On a totally different topic, I am pretty sure there is some rule that says your best photo of a child's outfit will be in front of a really ugly background. By the way, I am aware that Diet Coke is nothing but carbonated chemicals, but I love it so!

1970s Simplicity pattern in seersucker


Here you can see the piped ruffle more closely. That ruffle requires gathering a piece that starts out about six feet long! Such a pain. You will have lots of time to ponder the historic uses of piping in garments. But it looks so good when you're done!


1970s Simplicity pattern in seersucker


I know I said I would make another one of these as a top, but I think I'm going to need a break and a palette cleanser before tackling version #3! Plus, I haven't found the fabric that inspires me yet.
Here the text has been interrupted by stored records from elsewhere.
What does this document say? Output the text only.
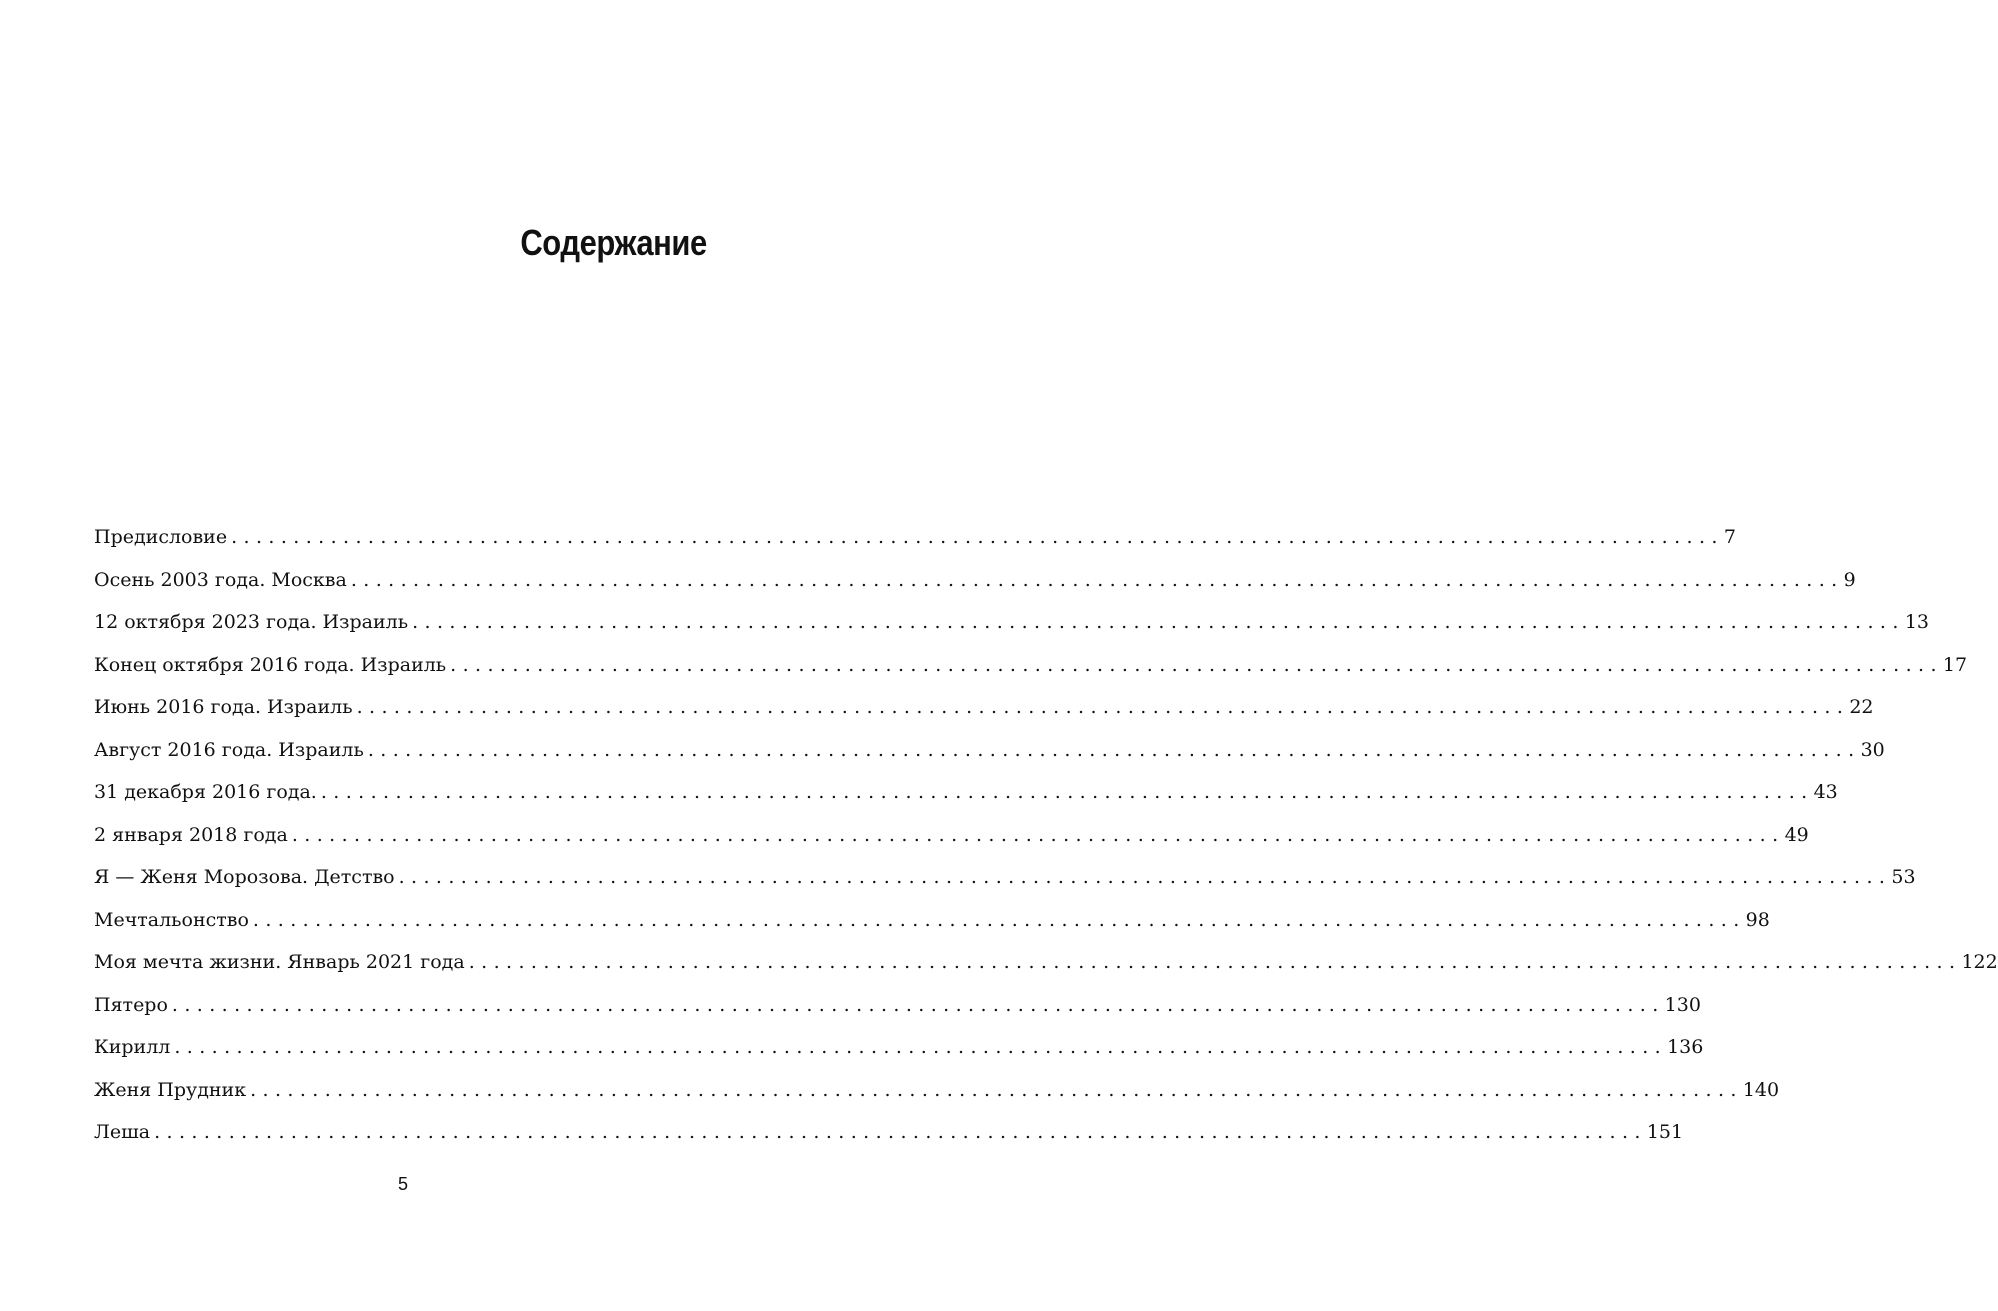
Содержание
Предисловие ........................................................................................................................ 7
Осень 2003 года. Москва ........................................................................................................................ 9
12 октября 2023 года. Израиль ........................................................................................................................ 13
Конец октября 2016 года. Израиль ........................................................................................................................ 17
Июнь 2016 года. Израиль ........................................................................................................................ 22
Август 2016 года. Израиль ........................................................................................................................ 30
31 декабря 2016 года. ........................................................................................................................ 43
2 января 2018 года ........................................................................................................................ 49
Я — Женя Морозова. Детство ........................................................................................................................ 53
Мечтальонство ........................................................................................................................ 98
Моя мечта жизни. Январь 2021 года ........................................................................................................................ 122
Пятеро ........................................................................................................................ 130
Кирилл ........................................................................................................................ 136
Женя Прудник ........................................................................................................................ 140
Леша ........................................................................................................................ 151
5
My main complaint about these old patterns is that they only came in one size! So I feel all of this pressure to make ten versions of the pattern now, while it fits. It's too much! Haha. Someone needs to put out this pattern with a larger size range (actually, the Oliver + s Swingset Tunic is pretty close and just needs tie straps and a ruffle on the hem! hrrmmm).

1970s Simplicity pattern in seersucker


Maggie is utterly lovely even with a broom in the background. :-) I just want to kiss that little tear away.

Saturday, June 21, 2014

Gettin' messy shorts.

As much as I love sewing dresses for Maggie, I have to admit, she doesn't wear them that often. Girl spends most of her days wearing nothing at all, and when she does pick clothes out of the drawer, she often chooses a simple, unisex t-shirt and pants or shorts.

Her New Zealand t-shirt, given to her by housemate Rebecca, has a little sheep on it and is a favorite.

Bedhead happy morning Maggie


Bedhead happy morning Maggie


So is her Spiderman t-shirt. I don't think she's had any exposure to the comic or animated series (or the movies), but she just really likes this t-shirt.

Sunny Day Shorts


I decided that Maggie really needs some basic shorts and summer pants. Clothes for playing and getting messy in. So I whipped up a pair of Sunny Day Shorts with piped pockets.

I have a million pants and shorts patterns. I didn't really need to try a new one. But this one is free! And Oliver + s! So of course I had to try the pattern out.

Sunny Day Shorts


There's not much to say about the pattern - it's a basic three-piece pattern (front, back, waistband), and easy to put together. A perfect first time apparel sewing project for a newb. I decided to fancy mine up a bit by drafting front patch pockets and lining and piping them.

Sunny Day Shorts


I sewed these in size 18-24 months, and as I expected, they are slightly on the large size on tiny Maggie. But that's okay, they have a nice boyish (meaning, functional and not just tiny!) fit and they will probably work on her next summer too. I used green chambray and mint green piping. A simple and easy sew, and they are perfect for running at the park, making art, playing outside, trying to keep up with her very active and physical brother, you know, everyday life for an active and messy little girl!

I think Maggie needs a few more pairs of these, and maybe some t-shirts too!